The result from the cointegration test indicates that there is a long-run relationship between these four markets over the period 1993–2015. The estimates of MGARCH-BEKK model for three different periods highlight the change in the pattern of return and risk transmissions among the region’s markets. After the establishment of SAFE, the markets benefit from the higher average stock returns and the improvement in market efficiency with less risk spillovers. However, with the integration of trading systems among the SAFE’s member countries, each market has greater exposure to external shocks from the other markets within the region.

It is evident that the importance of return spillovers becomes more pronounced for India after the establishment of SAFE and the global economic boom. The role of BDSE in shock spillovers changes from being a risk spreader in the first sub-period and an intermediary in the second sub-period to being a risk recipient in the last sub-period. For volatility spillover, the position of risk spreader changes from the SLSE in the first period to the BDSE in the second period and to the INSE in the third period.

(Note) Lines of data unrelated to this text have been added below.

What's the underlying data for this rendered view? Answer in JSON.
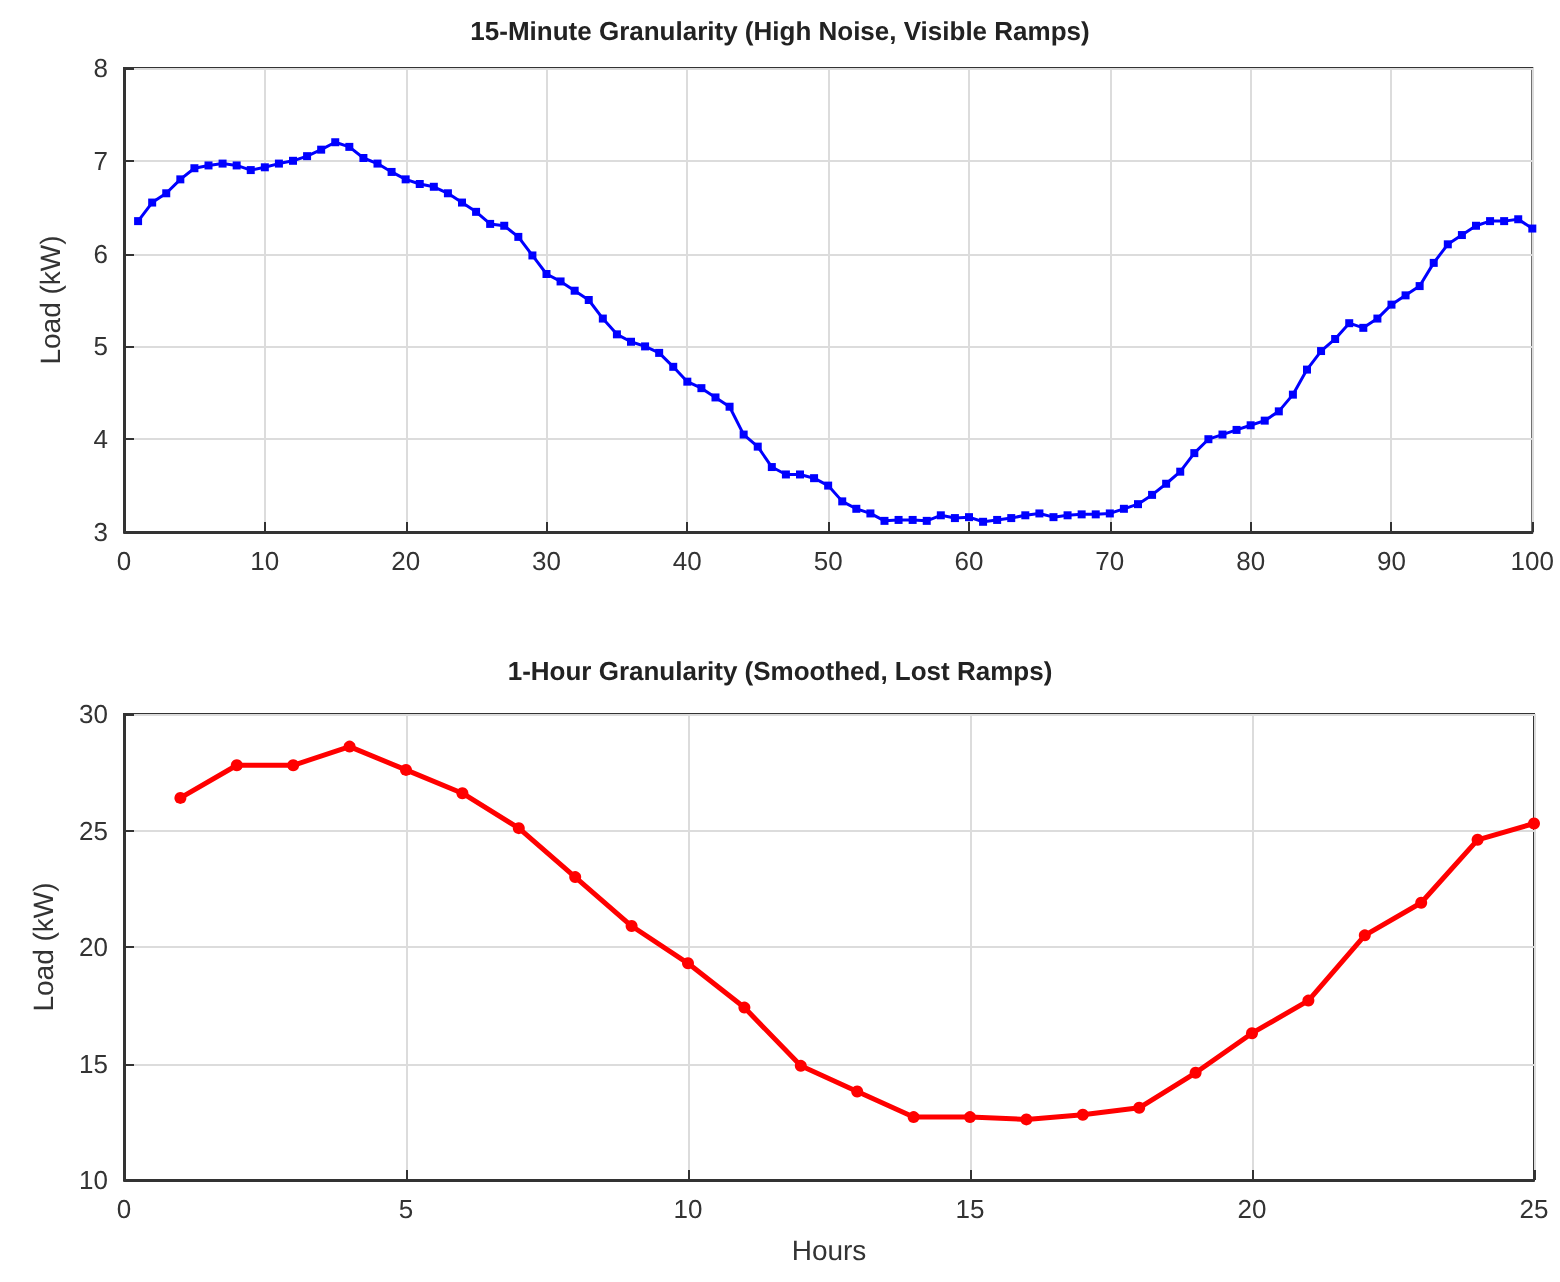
{
  "chart_data": [
    {
      "type": "line",
      "title": "15-Minute Granularity (High Noise, Visible Ramps)",
      "ylabel": "Load (kW)",
      "marker": "square",
      "grid": true,
      "x": [
        1,
        2,
        3,
        4,
        5,
        6,
        7,
        8,
        9,
        10,
        11,
        12,
        13,
        14,
        15,
        16,
        17,
        18,
        19,
        20,
        21,
        22,
        23,
        24,
        25,
        26,
        27,
        28,
        29,
        30,
        31,
        32,
        33,
        34,
        35,
        36,
        37,
        38,
        39,
        40,
        41,
        42,
        43,
        44,
        45,
        46,
        47,
        48,
        49,
        50,
        51,
        52,
        53,
        54,
        55,
        56,
        57,
        58,
        59,
        60,
        61,
        62,
        63,
        64,
        65,
        66,
        67,
        68,
        69,
        70,
        71,
        72,
        73,
        74,
        75,
        76,
        77,
        78,
        79,
        80,
        81,
        82,
        83,
        84,
        85,
        86,
        87,
        88,
        89,
        90,
        91,
        92,
        93,
        94,
        95,
        96,
        97,
        98,
        99,
        100
      ],
      "series": [
        {
          "color": "#0000ff",
          "values": [
            6.35,
            6.55,
            6.65,
            6.8,
            6.92,
            6.95,
            6.97,
            6.95,
            6.9,
            6.93,
            6.97,
            7.0,
            7.05,
            7.12,
            7.2,
            7.15,
            7.03,
            6.97,
            6.88,
            6.8,
            6.75,
            6.72,
            6.65,
            6.55,
            6.45,
            6.32,
            6.3,
            6.18,
            5.98,
            5.78,
            5.7,
            5.6,
            5.5,
            5.3,
            5.13,
            5.05,
            5.0,
            4.93,
            4.78,
            4.62,
            4.55,
            4.45,
            4.35,
            4.05,
            3.92,
            3.7,
            3.62,
            3.62,
            3.58,
            3.5,
            3.33,
            3.25,
            3.2,
            3.12,
            3.13,
            3.13,
            3.12,
            3.18,
            3.15,
            3.16,
            3.11,
            3.13,
            3.15,
            3.18,
            3.2,
            3.16,
            3.18,
            3.19,
            3.19,
            3.2,
            3.25,
            3.3,
            3.4,
            3.52,
            3.65,
            3.85,
            4.0,
            4.05,
            4.1,
            4.15,
            4.2,
            4.3,
            4.48,
            4.75,
            4.95,
            5.08,
            5.25,
            5.2,
            5.3,
            5.45,
            5.55,
            5.65,
            5.9,
            6.1,
            6.2,
            6.3,
            6.35,
            6.35,
            6.37,
            6.27
          ]
        }
      ],
      "xlim": [
        0,
        100
      ],
      "xticks": [
        0,
        10,
        20,
        30,
        40,
        50,
        60,
        70,
        80,
        90,
        100
      ],
      "ylim": [
        3,
        8
      ],
      "yticks": [
        3,
        4,
        5,
        6,
        7,
        8
      ]
    },
    {
      "type": "line",
      "title": "1-Hour Granularity (Smoothed, Lost Ramps)",
      "xlabel": "Hours",
      "ylabel": "Load (kW)",
      "marker": "circle",
      "grid": true,
      "x": [
        1,
        2,
        3,
        4,
        5,
        6,
        7,
        8,
        9,
        10,
        11,
        12,
        13,
        14,
        15,
        16,
        17,
        18,
        19,
        20,
        21,
        22,
        23,
        24,
        25
      ],
      "series": [
        {
          "color": "#ff0000",
          "values": [
            26.4,
            27.8,
            27.8,
            28.6,
            27.6,
            26.6,
            25.1,
            23.0,
            20.9,
            19.3,
            17.4,
            14.9,
            13.8,
            12.7,
            12.7,
            12.6,
            12.8,
            13.1,
            14.6,
            16.3,
            17.7,
            20.5,
            21.9,
            24.6,
            25.3
          ]
        }
      ],
      "xlim": [
        0,
        25
      ],
      "xticks": [
        0,
        5,
        10,
        15,
        20,
        25
      ],
      "ylim": [
        10,
        30
      ],
      "yticks": [
        10,
        15,
        20,
        25,
        30
      ]
    }
  ]
}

International portfolio diversification has grown in popularity over the recent past, and foreign investors invest in various emerging stock markets around the globe in order to reduce risk. This paper uncovers evidence of transmission among South Asian stock markets and shows that stock markets in this region interact with each other in terms of return and volatility. In particular, share price changes can be predicted from historical share price movements in the region; hence, the markets in the region violate the weak form of the EMH. In addition, information transmits from the relatively larger markets of India and Pakistan and spreads to the smaller markets mainly via volatility rather than return spillovers, especially in the period after the establishment of SAFE no matter whether the global market faces an economic boom or crisis. The findings have implications for potential foreign investors investing in the region in terms of benefits from diversification; the impact of ‘news’ on one stock market can spread to other markets in the region through their interdependence.